近畿日本鉄道を題材にM&Aを考える (3)-M&A前夜

近畿日本鉄道はM&Aを活用して成長した日本でも稀有な性格を持つ民営鉄道ですがM&Aを行う前に会社整理を断行します。

 

Kintetsu_Nara_sta_002「会社整理」、この言葉を使う時、整理の対象となるのは支払義務、又の名を債務になります。従って「会社整理」という言葉が出るとき、会社は普通の状態ではありません。「支払不能」に陥っている時です。支払不能が具体的に何を意味するのかは法律解釈によります。一度の債務不履行が直ちに支払不能になるということでもありません。

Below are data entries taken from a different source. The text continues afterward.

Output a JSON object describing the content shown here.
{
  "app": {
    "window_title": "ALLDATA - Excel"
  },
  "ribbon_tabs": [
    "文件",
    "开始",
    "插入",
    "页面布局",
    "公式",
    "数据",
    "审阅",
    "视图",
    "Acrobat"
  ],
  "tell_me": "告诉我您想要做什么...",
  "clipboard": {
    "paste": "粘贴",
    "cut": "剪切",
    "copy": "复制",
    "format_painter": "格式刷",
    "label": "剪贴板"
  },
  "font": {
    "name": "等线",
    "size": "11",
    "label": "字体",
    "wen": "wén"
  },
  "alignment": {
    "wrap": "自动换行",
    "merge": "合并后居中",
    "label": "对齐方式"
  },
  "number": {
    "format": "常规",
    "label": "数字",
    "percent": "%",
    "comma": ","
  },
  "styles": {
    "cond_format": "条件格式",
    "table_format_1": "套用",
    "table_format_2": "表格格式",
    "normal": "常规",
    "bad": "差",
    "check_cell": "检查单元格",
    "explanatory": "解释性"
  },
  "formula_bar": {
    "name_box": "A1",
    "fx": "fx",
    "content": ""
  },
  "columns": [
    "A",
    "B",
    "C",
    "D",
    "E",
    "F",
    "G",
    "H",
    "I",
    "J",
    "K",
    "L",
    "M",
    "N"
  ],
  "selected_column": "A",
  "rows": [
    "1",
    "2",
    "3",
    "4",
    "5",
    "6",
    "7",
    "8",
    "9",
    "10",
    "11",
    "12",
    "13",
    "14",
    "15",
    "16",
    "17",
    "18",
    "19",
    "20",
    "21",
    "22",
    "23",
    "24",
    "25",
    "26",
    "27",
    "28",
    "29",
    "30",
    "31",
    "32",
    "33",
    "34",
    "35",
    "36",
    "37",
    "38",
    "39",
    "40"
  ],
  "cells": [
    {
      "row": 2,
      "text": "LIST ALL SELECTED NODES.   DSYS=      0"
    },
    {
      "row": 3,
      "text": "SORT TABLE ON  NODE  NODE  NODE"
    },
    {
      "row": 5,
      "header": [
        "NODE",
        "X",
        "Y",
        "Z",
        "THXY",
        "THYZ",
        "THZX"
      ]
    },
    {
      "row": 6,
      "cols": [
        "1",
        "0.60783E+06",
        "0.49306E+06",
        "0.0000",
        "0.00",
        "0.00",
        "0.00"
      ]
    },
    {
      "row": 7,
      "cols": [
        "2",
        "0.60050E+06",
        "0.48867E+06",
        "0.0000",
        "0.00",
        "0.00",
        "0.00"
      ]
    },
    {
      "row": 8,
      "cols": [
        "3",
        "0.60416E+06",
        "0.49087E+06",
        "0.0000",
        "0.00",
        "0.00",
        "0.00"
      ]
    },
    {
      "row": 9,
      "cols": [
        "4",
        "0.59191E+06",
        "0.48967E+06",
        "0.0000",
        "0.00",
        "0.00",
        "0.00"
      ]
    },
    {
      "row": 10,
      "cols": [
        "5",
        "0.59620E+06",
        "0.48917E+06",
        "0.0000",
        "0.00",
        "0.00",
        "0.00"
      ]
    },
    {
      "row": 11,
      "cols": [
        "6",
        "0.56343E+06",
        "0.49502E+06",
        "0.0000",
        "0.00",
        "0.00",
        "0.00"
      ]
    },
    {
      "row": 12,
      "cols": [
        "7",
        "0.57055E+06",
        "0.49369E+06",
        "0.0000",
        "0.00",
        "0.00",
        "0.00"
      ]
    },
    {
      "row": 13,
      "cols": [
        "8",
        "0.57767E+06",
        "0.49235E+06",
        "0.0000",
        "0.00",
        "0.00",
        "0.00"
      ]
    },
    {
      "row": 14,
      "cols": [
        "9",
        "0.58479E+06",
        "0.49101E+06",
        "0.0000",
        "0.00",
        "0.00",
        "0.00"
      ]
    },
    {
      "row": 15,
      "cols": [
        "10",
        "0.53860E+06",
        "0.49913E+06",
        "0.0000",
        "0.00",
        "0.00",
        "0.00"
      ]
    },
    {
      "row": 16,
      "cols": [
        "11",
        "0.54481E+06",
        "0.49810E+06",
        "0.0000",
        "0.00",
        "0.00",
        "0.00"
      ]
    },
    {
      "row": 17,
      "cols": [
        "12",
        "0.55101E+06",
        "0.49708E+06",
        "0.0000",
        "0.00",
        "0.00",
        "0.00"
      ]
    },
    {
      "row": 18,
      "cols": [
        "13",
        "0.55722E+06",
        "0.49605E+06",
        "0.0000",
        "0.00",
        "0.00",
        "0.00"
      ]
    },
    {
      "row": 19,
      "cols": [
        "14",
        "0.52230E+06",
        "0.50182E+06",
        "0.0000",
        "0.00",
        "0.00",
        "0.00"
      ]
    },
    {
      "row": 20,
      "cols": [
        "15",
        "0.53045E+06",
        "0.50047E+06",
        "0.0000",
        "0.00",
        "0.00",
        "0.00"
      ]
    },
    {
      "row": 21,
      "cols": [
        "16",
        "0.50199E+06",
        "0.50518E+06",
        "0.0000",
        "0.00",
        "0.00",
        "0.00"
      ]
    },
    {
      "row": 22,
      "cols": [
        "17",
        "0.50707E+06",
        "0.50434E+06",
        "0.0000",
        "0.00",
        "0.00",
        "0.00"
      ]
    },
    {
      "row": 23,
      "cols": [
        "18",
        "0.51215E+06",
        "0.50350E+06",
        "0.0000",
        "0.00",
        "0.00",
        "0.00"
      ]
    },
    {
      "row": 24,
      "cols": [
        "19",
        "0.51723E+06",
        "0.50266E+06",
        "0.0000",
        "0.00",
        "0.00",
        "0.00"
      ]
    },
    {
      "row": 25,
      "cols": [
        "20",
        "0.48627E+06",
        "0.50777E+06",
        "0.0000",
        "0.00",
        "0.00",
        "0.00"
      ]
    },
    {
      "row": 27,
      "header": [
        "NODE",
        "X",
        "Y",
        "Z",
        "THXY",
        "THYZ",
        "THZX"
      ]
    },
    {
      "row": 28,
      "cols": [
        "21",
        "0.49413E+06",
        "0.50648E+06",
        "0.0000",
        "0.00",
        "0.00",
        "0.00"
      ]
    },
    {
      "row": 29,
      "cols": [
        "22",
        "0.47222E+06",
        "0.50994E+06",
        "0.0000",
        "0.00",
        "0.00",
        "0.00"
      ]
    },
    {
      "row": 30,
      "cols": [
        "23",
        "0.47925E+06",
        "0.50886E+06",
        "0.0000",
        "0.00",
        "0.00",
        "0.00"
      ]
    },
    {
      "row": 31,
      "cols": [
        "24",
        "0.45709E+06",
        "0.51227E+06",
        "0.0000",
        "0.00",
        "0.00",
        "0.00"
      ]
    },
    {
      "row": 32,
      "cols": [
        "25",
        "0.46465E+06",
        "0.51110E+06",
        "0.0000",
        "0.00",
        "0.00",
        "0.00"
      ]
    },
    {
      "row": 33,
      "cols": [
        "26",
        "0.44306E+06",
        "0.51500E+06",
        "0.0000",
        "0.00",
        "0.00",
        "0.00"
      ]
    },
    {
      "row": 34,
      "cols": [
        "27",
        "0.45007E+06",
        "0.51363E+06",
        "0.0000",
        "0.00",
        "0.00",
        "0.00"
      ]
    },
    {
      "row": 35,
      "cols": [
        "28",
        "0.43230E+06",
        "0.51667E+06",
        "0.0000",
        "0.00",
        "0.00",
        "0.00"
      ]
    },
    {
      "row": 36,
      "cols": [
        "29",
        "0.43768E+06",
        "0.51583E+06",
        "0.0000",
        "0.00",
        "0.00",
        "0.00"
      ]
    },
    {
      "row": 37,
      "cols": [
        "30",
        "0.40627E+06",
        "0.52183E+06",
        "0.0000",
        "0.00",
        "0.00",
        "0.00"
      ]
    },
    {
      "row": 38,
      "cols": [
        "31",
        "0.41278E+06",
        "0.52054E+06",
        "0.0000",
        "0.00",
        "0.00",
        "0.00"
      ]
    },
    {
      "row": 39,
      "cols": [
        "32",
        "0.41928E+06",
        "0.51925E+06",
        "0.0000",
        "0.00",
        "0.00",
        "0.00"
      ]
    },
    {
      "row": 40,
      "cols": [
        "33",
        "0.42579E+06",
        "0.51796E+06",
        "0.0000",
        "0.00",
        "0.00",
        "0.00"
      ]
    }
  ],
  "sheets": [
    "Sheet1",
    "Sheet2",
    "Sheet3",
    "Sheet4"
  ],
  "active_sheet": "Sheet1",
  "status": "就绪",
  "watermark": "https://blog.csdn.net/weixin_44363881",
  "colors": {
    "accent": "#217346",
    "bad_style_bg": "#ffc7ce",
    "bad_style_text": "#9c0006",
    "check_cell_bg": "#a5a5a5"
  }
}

しかし、一度の支払遅延で差押をされることがあるので、一度の債務不履行が支払不能になることがあり得ます。

 

支払不能でわかりやすいのは銀行取引停止処分になることがあります。一般的な判断基準は「債務超過」になることなのですが、債務超過は会計上の用語であって法律用語ではありません。債務超過は 純資産がマイナスになることをいいますが、例えそうであったとしても資金を誰かが投入する限りは支払不能にはなりません。逆に黒字であったしても支払不能になることはあります。従って支払不能になるタイミングは極めて難しいのです。

 

会社整理が行われるということは聞こえが良いのですが、別の言い方をすると倒産処理を行うことをいいます。意外なことに倒産も法律用語ではありません。倒産処理は破産処理と更生処理に分けることができます。法学部における講義は破産処理に限定されます。更生処理は極めて高度な経営手法を必要とするため、学生の手に負えないのです。ゼネラリストとして最高難度の手法が必要とされるのが更生処理です。

 

我が大阪電気軌道は、生駒聖天の援助のかいも虚しく大正四年に会社再建手続きに入ります。これは初期投資の支払が重くのしかかったこと、この支払を軽くすることによって会社が適切に運営されるめどが経つ見通しがあったからです。

 

先に触れたとおり倒産には清算型処理の破産と再建型の会社更生があります。これらの共通点は債権を踏み倒すことですが、その後は破産財団を処分して手続を終了させる倒産と、会社をそのまま残す会社更生ではことなります。特に会社更生の場合は、同じ経営者が同じ様に経営しても再建できるわけが無いと感じるのが普通の債権者の感覚ですから、通常は経営者の交代を行います。これと同時にスポンサーがつきます。スポンサーの役目は再建企業に信用を与えることです。また、会社更生をするためにはその企業の存続が社会的に必要性があるという条件がつきます。

 

これに対して、同じ再建型倒産処理である民事再生は、ほぼ会社更生と同じですが、経営者の交代を求めないという点が大きく異なります。これの意味することはいいません。結果どうなるかも言いません。会社更生より人気があるということだけいいます。

 

大阪電気軌道の場合、生駒隧道の建設が「建設費膨張による経営難を呼」び、会社「大整理」を断行することになったものの、「事業の拡大を可能にし」、「阪奈間の交通に多大な恩恵をもたらし」、ひいては奈良県における現在の近鉄グループの地位を築くことになります。